Indeed, annual fluctuations in emissions, particularly those from one country, do little to change the world's overall climate picture. Global emissions through October were down by 5%, or 1,550 metric tons, compared with last year, according to Carbon Monitor. That would amount to the largest-ever annual decline in emissions.
But because carbon dioxide is a long-lived gas, taking at least a century to break down, concentrations of CO2 in the atmosphere have continued to climb this year. The rate of CO2 buildup likely will slow this year but remains "within normal year-to-year fluctuations," the World Meteorological Organization reported recently.
For policymakers like Biden to bend the curve, countries will need to make sustained long-term reductions, analysts say.
America is within striking range of its past Paris target, they note. If EIA's emissions projections are right, U.S. energy emissions would be 18% below 2005 levels in 2021.
The United States would need annual emissions reductions of 2% in that instance to meet its Paris target, a 26% to 28% reduction from 2005 levels by 2025. That would be double the average 1% annual reductions recorded between 2005 and 2019.
President Trump withdrew the United States from the landmark climate agreement, but Biden has vowed to reenter the deal when he takes office.
Biden's power to permit renewable energy projects on federal land and his ability to wield existing regulatory power to clean up everything from cars to power plants — combined with market trends — could be enough to reach the Paris threshold, analysts say.
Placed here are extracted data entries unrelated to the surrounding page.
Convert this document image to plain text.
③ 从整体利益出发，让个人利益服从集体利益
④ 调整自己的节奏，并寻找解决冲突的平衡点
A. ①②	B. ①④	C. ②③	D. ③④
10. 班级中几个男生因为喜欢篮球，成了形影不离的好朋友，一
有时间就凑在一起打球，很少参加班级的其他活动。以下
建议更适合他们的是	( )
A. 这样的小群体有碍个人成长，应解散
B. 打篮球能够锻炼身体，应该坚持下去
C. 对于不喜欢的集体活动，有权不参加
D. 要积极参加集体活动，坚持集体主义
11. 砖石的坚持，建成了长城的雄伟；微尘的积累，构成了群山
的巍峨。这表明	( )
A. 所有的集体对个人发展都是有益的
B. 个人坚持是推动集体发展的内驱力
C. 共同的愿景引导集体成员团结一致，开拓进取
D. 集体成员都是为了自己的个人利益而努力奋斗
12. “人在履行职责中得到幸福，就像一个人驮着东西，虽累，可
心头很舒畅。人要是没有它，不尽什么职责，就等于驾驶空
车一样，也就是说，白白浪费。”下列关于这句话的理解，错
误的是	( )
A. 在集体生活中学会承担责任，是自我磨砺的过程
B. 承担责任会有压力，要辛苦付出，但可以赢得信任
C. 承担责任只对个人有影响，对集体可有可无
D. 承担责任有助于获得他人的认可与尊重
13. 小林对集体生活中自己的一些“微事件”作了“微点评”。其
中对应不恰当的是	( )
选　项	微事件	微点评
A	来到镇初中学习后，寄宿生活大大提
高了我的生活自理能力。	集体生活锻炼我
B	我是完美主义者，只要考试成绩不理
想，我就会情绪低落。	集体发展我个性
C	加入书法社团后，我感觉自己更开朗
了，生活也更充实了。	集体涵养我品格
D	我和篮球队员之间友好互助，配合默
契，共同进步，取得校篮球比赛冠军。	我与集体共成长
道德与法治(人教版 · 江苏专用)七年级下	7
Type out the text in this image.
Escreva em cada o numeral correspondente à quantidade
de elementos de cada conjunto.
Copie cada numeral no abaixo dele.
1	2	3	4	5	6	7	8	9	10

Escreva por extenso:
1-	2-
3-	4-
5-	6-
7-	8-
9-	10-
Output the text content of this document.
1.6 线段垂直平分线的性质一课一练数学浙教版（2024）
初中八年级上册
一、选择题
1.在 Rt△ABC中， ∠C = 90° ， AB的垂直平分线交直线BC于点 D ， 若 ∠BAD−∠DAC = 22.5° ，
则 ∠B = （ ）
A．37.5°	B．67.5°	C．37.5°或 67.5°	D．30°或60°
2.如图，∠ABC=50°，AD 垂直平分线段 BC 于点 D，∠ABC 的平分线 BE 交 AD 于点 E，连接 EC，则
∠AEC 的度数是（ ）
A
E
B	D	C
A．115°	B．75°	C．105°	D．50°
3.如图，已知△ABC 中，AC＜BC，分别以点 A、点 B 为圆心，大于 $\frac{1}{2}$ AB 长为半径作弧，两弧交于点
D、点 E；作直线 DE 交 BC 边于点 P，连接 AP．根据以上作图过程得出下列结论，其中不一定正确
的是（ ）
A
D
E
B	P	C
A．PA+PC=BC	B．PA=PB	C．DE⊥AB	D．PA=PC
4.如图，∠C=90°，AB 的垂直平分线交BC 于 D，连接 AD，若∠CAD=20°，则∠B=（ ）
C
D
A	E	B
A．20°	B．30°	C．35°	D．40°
Reaching net-zero U.S. emissions by midcentury — which Biden wants — is another story.
The Intergovernmental Panel on Climate Change has said the world needs annual reductions of 7.6% this decade to hold global temperature rise to 1.5 degrees Celsius by century's end.
"Here is the thing about next year. It is not enough to join the Paris Agreement, which we will. We have to rejoin with an enhanced commitment to reduce emissions," said Rachel Cleetus, policy director for the Union of Concerned Scientists' climate and energy program.
"The math is sobering," she added. "My hope is that we now have an administration that will center science in its response to this crisis, that we have a Congress that will take it seriously and recognize we've waited much too long, and it's time to act, and act robustly."